Cappelletti pasta is pretty similar to tortellini, although the word means ‘little hat’, which is a pretty good description. Essentially, the difference between this and tortellini comes down to relatively minor differences in shape, although cappelletti also tends to be a bit smaller. Of the two, cappelletti is much more obscure and the name isn’t used all that often. If you do find it, the pasta can be used in the exact same way as tortellini.
Casarecce is a bit like gemelli, but with much less twisting. Often this pasta will take on a relatively loose shape, especially after cooking. The shape works well for catching sauce and small pieces of vegetables or spices. However, it is a pretty versatile pasta and you can experiment with it to your heart’s content.
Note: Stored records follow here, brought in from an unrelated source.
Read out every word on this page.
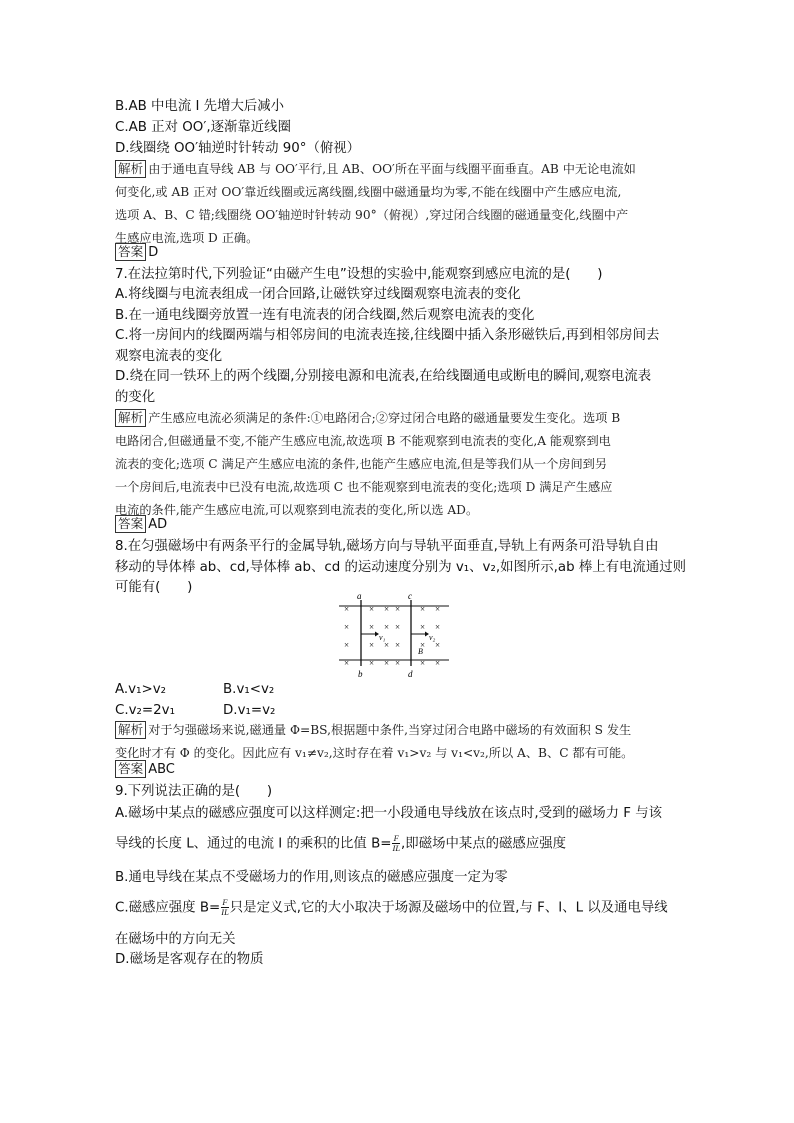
B.AB 中电流 I 先增大后减小
C.AB 正对 OO′,逐渐靠近线圈
D.线圈绕 OO′轴逆时针转动 90°（俯视）
解析 由于通电直导线 AB 与 OO′平行,且 AB、OO′所在平面与线圈平面垂直。AB 中无论电流如
何变化,或 AB 正对 OO′靠近线圈或远离线圈,线圈中磁通量均为零,不能在线圈中产生感应电流,
选项 A、B、C 错;线圈绕 OO′轴逆时针转动 90°（俯视）,穿过闭合线圈的磁通量变化,线圈中产
生感应电流,选项 D 正确。
答案 D
7.在法拉第时代,下列验证“由磁产生电”设想的实验中,能观察到感应电流的是(　　)
A.将线圈与电流表组成一闭合回路,让磁铁穿过线圈观察电流表的变化
B.在一通电线圈旁放置一连有电流表的闭合线圈,然后观察电流表的变化
C.将一房间内的线圈两端与相邻房间的电流表连接,往线圈中插入条形磁铁后,再到相邻房间去
观察电流表的变化
D.绕在同一铁环上的两个线圈,分别接电源和电流表,在给线圈通电或断电的瞬间,观察电流表
的变化
解析 产生感应电流必须满足的条件:①电路闭合;②穿过闭合电路的磁通量要发生变化。选项 B
电路闭合,但磁通量不变,不能产生感应电流,故选项 B 不能观察到电流表的变化,A 能观察到电
流表的变化;选项 C 满足产生感应电流的条件,也能产生感应电流,但是等我们从一个房间到另
一个房间后,电流表中已没有电流,故选项 C 也不能观察到电流表的变化;选项 D 满足产生感应
电流的条件,能产生感应电流,可以观察到电流表的变化,所以选 AD。
答案 AD
8.在匀强磁场中有两条平行的金属导轨,磁场方向与导轨平面垂直,导轨上有两条可沿导轨自由
移动的导体棒 ab、cd,导体棒 ab、cd 的运动速度分别为 v₁、v₂,如图所示,ab 棒上有电流通过则
可能有(　　)
× × × × × ×
× × × × × ×
× × × × × ×
× × × × × ×
a	c
b	d
v₁	v₂
B
A.v₁>v₂	B.v₁<v₂
C.v₂=2v₁	D.v₁=v₂
解析 对于匀强磁场来说,磁通量 Φ=BS,根据题中条件,当穿过闭合电路中磁场的有效面积 S 发生
变化时才有 Φ 的变化。因此应有 v₁≠v₂,这时存在着 v₁>v₂ 与 v₁<v₂,所以 A、B、C 都有可能。
答案 ABC
9.下列说法正确的是(　　)
A.磁场中某点的磁感应强度可以这样测定:把一小段通电导线放在该点时,受到的磁场力 F 与该
导线的长度 L、通过的电流 I 的乘积的比值 $B= \frac{F}{IL}$ ,即磁场中某点的磁感应强度
B.通电导线在某点不受磁场力的作用,则该点的磁感应强度一定为零
C.磁感应强度 $B= \frac{F}{IL}$ 只是定义式,它的大小取决于场源及磁场中的位置,与 F、I、L 以及通电导线
在磁场中的方向无关
D.磁场是客观存在的物质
Conchigliette is a pretty common pasta shape, although most of the time you find them simply called shells or small shells. This type of pasta is actually a smaller version of another pasta, called conchiglie and you can find both smooth and ridged versions. The small size of the shells makes them a common option for soups. However, they also work well for pasta salads and will tend to catch the salad dressing well.
These are actually another variation of conchiglie, although they are used more like cannelloni. They can be stuffed with various combinations of cheese, vegetables and meat, depending on your preferences. Some people choose to make Mexican variations using taco seasoning for the meat and topping it off with salsa. However, there are many different approaches that you can try.